When I started to look at this problem I wanted to use Ansible for everything. In my experience, Ansible is simply the most complete DevOps tool out there. Ansible is special to me for a specific reason: It strikes a great balance between the two parts of dev and ops. It allows me to do super detailed nuts and bolt things like operating system updates and adding users on servers all the way up to glueing together PaaS and IaaS components high up in the clouds.
At the same time, the configurations are fairly readable (YAML). It also has an established set of best practices for how to organize your configuration into components ("roles” in Ansible parlance) you can then reuse when describing the purpose and desired state of a server, virtual or physical.
Countless modules for countless services are available, a huge community using it and active development rounds out the benefits.
This is not the place for a full introduction to Ansible, so here’s a good video introduction.
Unfortunately (for me), even if Ansible is extremely flexible, it still has a basic paradigm that doesn’t always fit: Tasks are mapped onto servers (or groups of servers) from an inventory to reach desired states. This poses a catch-22 when you are building AWS infrastructure.
What if I need to start a virtual server first, and then run tasks on it? What if I want to add a routing rule to a network in a virtual private cloud? There’s no notion of a target host there.
There is a suggested solution to this with Ansible. Connect to localhost and make API-calls. There are modules that work like this for most AWS products, so this is of course doable, but it becomes kludgy pretty fast. On top of that, there were plenty of inactive open tickets on github for the AWS modules when I had to make my decision.

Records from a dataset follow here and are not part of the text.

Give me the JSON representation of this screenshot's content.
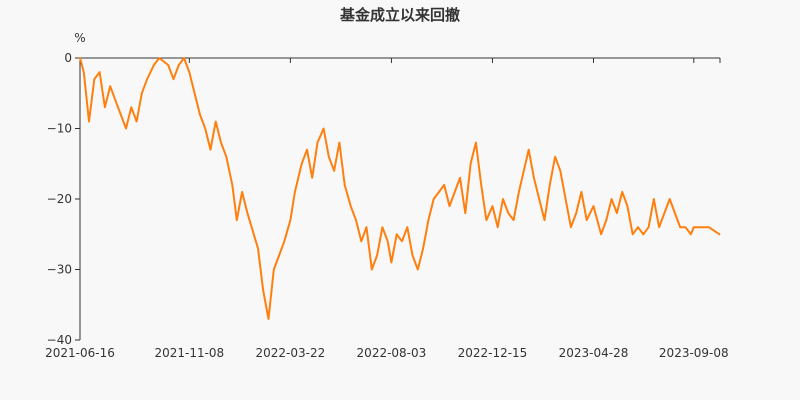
{
  "colors": {
    "background": "#f8f8f8",
    "series": "#ff7f0e",
    "text": "#333333"
  },
  "chart_data": {
    "type": "line",
    "title": "基金成立以来回撤",
    "ylabel": "%",
    "xlabel": "",
    "ylim": [
      -40,
      0
    ],
    "y_ticks": [
      0,
      -10,
      -20,
      -30,
      -40
    ],
    "x_tick_labels": [
      "2021-06-16",
      "2021-11-08",
      "2022-03-22",
      "2022-08-03",
      "2022-12-15",
      "2023-04-28",
      "2023-09-08"
    ],
    "grid": false,
    "legend": "none",
    "series": [
      {
        "color": "#ff7f0e",
        "x": [
          "2021-06-16",
          "2021-06-21",
          "2021-06-28",
          "2021-07-05",
          "2021-07-12",
          "2021-07-19",
          "2021-07-26",
          "2021-08-02",
          "2021-08-09",
          "2021-08-16",
          "2021-08-23",
          "2021-08-30",
          "2021-09-06",
          "2021-09-13",
          "2021-09-22",
          "2021-09-29",
          "2021-10-11",
          "2021-10-18",
          "2021-10-25",
          "2021-11-01",
          "2021-11-08",
          "2021-11-15",
          "2021-11-22",
          "2021-11-29",
          "2021-12-06",
          "2021-12-13",
          "2021-12-20",
          "2021-12-27",
          "2022-01-04",
          "2022-01-10",
          "2022-01-17",
          "2022-01-24",
          "2022-02-07",
          "2022-02-14",
          "2022-02-21",
          "2022-02-28",
          "2022-03-07",
          "2022-03-14",
          "2022-03-22",
          "2022-03-28",
          "2022-04-06",
          "2022-04-13",
          "2022-04-20",
          "2022-04-27",
          "2022-05-05",
          "2022-05-12",
          "2022-05-19",
          "2022-05-26",
          "2022-06-02",
          "2022-06-10",
          "2022-06-17",
          "2022-06-24",
          "2022-07-01",
          "2022-07-08",
          "2022-07-15",
          "2022-07-22",
          "2022-07-29",
          "2022-08-03",
          "2022-08-10",
          "2022-08-17",
          "2022-08-24",
          "2022-08-31",
          "2022-09-07",
          "2022-09-14",
          "2022-09-21",
          "2022-09-28",
          "2022-10-12",
          "2022-10-19",
          "2022-10-26",
          "2022-11-02",
          "2022-11-09",
          "2022-11-16",
          "2022-11-23",
          "2022-11-30",
          "2022-12-07",
          "2022-12-15",
          "2022-12-22",
          "2022-12-29",
          "2023-01-05",
          "2023-01-12",
          "2023-01-19",
          "2023-02-01",
          "2023-02-08",
          "2023-02-15",
          "2023-02-22",
          "2023-03-01",
          "2023-03-08",
          "2023-03-15",
          "2023-03-22",
          "2023-03-29",
          "2023-04-05",
          "2023-04-12",
          "2023-04-19",
          "2023-04-28",
          "2023-05-08",
          "2023-05-15",
          "2023-05-22",
          "2023-05-29",
          "2023-06-05",
          "2023-06-12",
          "2023-06-19",
          "2023-06-26",
          "2023-07-03",
          "2023-07-10",
          "2023-07-17",
          "2023-07-24",
          "2023-07-31",
          "2023-08-07",
          "2023-08-14",
          "2023-08-21",
          "2023-08-28",
          "2023-09-04",
          "2023-09-08",
          "2023-09-15",
          "2023-09-22",
          "2023-09-28",
          "2023-10-12"
        ],
        "y": [
          0,
          -2,
          -9,
          -3,
          -2,
          -7,
          -4,
          -6,
          -8,
          -10,
          -7,
          -9,
          -5,
          -3,
          -1,
          0,
          -1,
          -3,
          -1,
          0,
          -2,
          -5,
          -8,
          -10,
          -13,
          -9,
          -12,
          -14,
          -18,
          -23,
          -19,
          -22,
          -27,
          -33,
          -37,
          -30,
          -28,
          -26,
          -23,
          -19,
          -15,
          -13,
          -17,
          -12,
          -10,
          -14,
          -16,
          -12,
          -18,
          -21,
          -23,
          -26,
          -24,
          -30,
          -28,
          -24,
          -26,
          -29,
          -25,
          -26,
          -24,
          -28,
          -30,
          -27,
          -23,
          -20,
          -18,
          -21,
          -19,
          -17,
          -22,
          -15,
          -12,
          -18,
          -23,
          -21,
          -24,
          -20,
          -22,
          -23,
          -19,
          -13,
          -17,
          -20,
          -23,
          -18,
          -14,
          -16,
          -20,
          -24,
          -22,
          -19,
          -23,
          -21,
          -25,
          -23,
          -20,
          -22,
          -19,
          -21,
          -25,
          -24,
          -25,
          -24,
          -20,
          -24,
          -22,
          -20,
          -22,
          -24,
          -24,
          -25,
          -24,
          -24,
          -24,
          -24,
          -25
        ]
      }
    ]
  }
}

Instead of forcing my problem to fit Ansible, I decided to split off the actual infrastructure-part and find a separate tool to handle the AWS setup.

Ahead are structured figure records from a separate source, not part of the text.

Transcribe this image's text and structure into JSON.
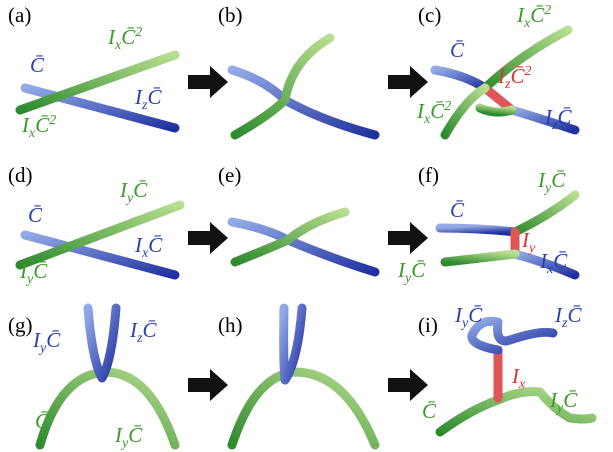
{
  "panels": [
    {
      "id": "(a)",
      "labels": [
        {
          "main": "C̄",
          "color": "#2a3fb0"
        },
        {
          "main": "I",
          "sub": "x",
          "tail": "C̄",
          "sup": "2",
          "color": "#3a9a2a"
        },
        {
          "main": "I",
          "sub": "z",
          "tail": "C̄",
          "color": "#2a3fb0"
        },
        {
          "main": "I",
          "sub": "x",
          "tail": "C̄",
          "sup": "2",
          "color": "#3a9a2a"
        }
      ]
    },
    {
      "id": "(b)",
      "labels": []
    },
    {
      "id": "(c)",
      "labels": [
        {
          "main": "C̄",
          "color": "#2a3fb0"
        },
        {
          "main": "I",
          "sub": "x",
          "tail": "C̄",
          "sup": "2",
          "color": "#3a9a2a"
        },
        {
          "main": "I",
          "sub": "z",
          "tail": "C̄",
          "sup": "2",
          "color": "#e03030"
        },
        {
          "main": "I",
          "sub": "x",
          "tail": "C̄",
          "sup": "2",
          "color": "#3a9a2a"
        },
        {
          "main": "I",
          "sub": "z",
          "tail": "C̄",
          "color": "#2a3fb0"
        }
      ]
    },
    {
      "id": "(d)",
      "labels": [
        {
          "main": "C̄",
          "color": "#2a3fb0"
        },
        {
          "main": "I",
          "sub": "y",
          "tail": "C̄",
          "color": "#3a9a2a"
        },
        {
          "main": "I",
          "sub": "x",
          "tail": "C̄",
          "color": "#2a3fb0"
        },
        {
          "main": "I",
          "sub": "y",
          "tail": "C̄",
          "color": "#3a9a2a"
        }
      ]
    },
    {
      "id": "(e)",
      "labels": []
    },
    {
      "id": "(f)",
      "labels": [
        {
          "main": "C̄",
          "color": "#2a3fb0"
        },
        {
          "main": "I",
          "sub": "y",
          "tail": "C̄",
          "color": "#3a9a2a"
        },
        {
          "main": "I",
          "sub": "y",
          "color": "#e03030"
        },
        {
          "main": "I",
          "sub": "x",
          "tail": "C̄",
          "color": "#2a3fb0"
        },
        {
          "main": "I",
          "sub": "y",
          "tail": "C̄",
          "color": "#3a9a2a"
        }
      ]
    },
    {
      "id": "(g)",
      "labels": [
        {
          "main": "I",
          "sub": "y",
          "tail": "C̄",
          "color": "#2a3fb0"
        },
        {
          "main": "I",
          "sub": "z",
          "tail": "C̄",
          "color": "#2a3fb0"
        },
        {
          "main": "C̄",
          "color": "#3a9a2a"
        },
        {
          "main": "I",
          "sub": "y",
          "tail": "C̄",
          "color": "#3a9a2a"
        }
      ]
    },
    {
      "id": "(h)",
      "labels": []
    },
    {
      "id": "(i)",
      "labels": [
        {
          "main": "I",
          "sub": "y",
          "tail": "C̄",
          "color": "#2a3fb0"
        },
        {
          "main": "I",
          "sub": "z",
          "tail": "C̄",
          "color": "#2a3fb0"
        },
        {
          "main": "I",
          "sub": "x",
          "color": "#e03030"
        },
        {
          "main": "I",
          "sub": "y",
          "tail": "C̄",
          "color": "#3a9a2a"
        },
        {
          "main": "C̄",
          "color": "#3a9a2a"
        }
      ]
    }
  ]
}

A coworker quickly steered me away from Amazon CloudFormation and pointed me toward Terraform. Many of you are probably already familiar with other tools from HashiCorp, this is their solution for orchestrating cloud based infrastructure.

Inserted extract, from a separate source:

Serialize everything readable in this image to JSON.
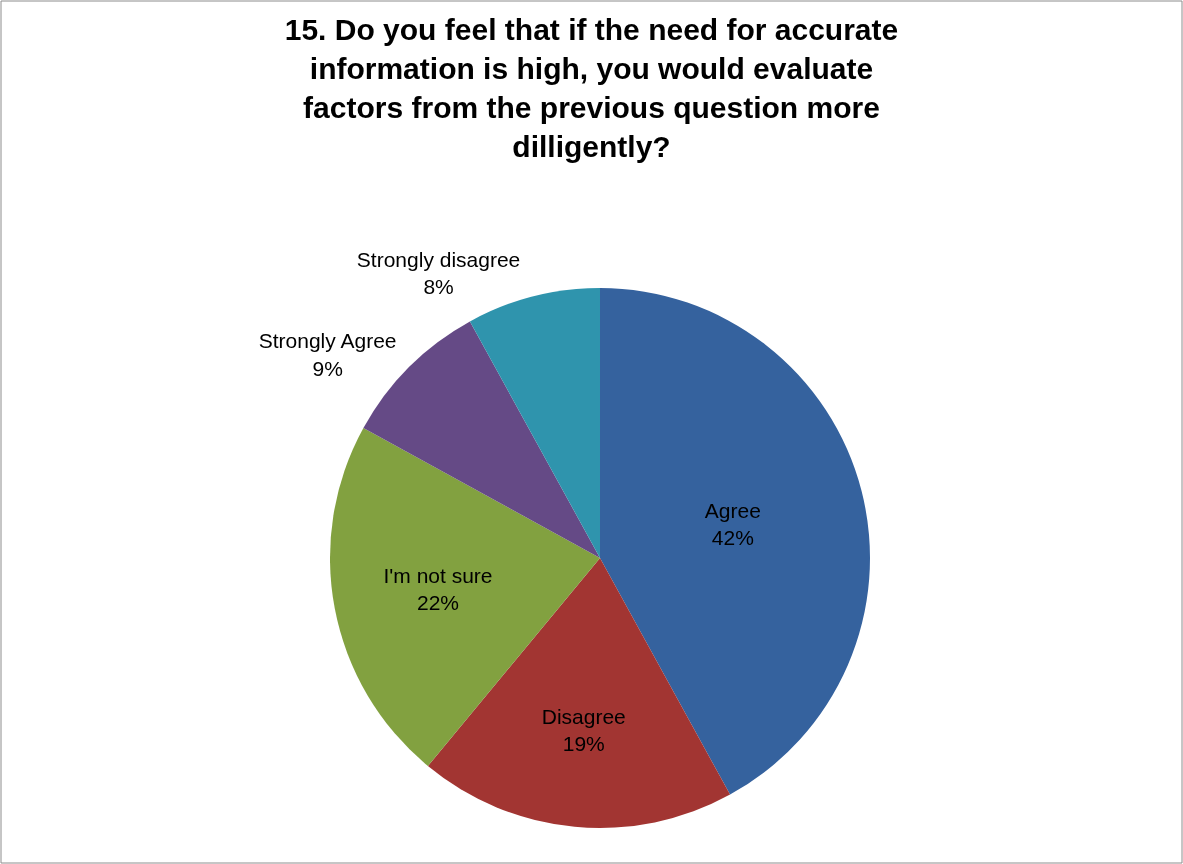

Terraform is a fairly new piece of software, still under heavy development. It’s not a perfect fit according to the bullet list above and I’ve stubbed my toes against many weird things, but Terraform really shines in one area: Providing a common interface to all the services we need.
It also resolves dependencies automatically, which has been extremely useful to someone like me who never set up AWS infrastructure from scratch before. I could simply start in one end and resolve dependencies as I went along.
Terraform has a custom configuration language which took a bit of time to understand. It has some weird omissions and inconsistencies. For instance, you can’t create a list literal, but there are functions that operate on lists. Variable substitutions will work in some places but not others.
I’ve been able to find answers to my questions pretty quickly (developers seem reasonably good about replying to github issues), but it has taken some time to get used to things.
Terraform configs can be broken up into modules and reused easily. There are also a lot of modules from the community available to look at to get an idea of how to set up your own environment. You even reuse these community modules directly by just telling Terraform where to find them and it will take care of the rest.
In the next edition of this article series, I’ll dive deeper into Terraform and Ansible. We will also look closer at deploying Docker images.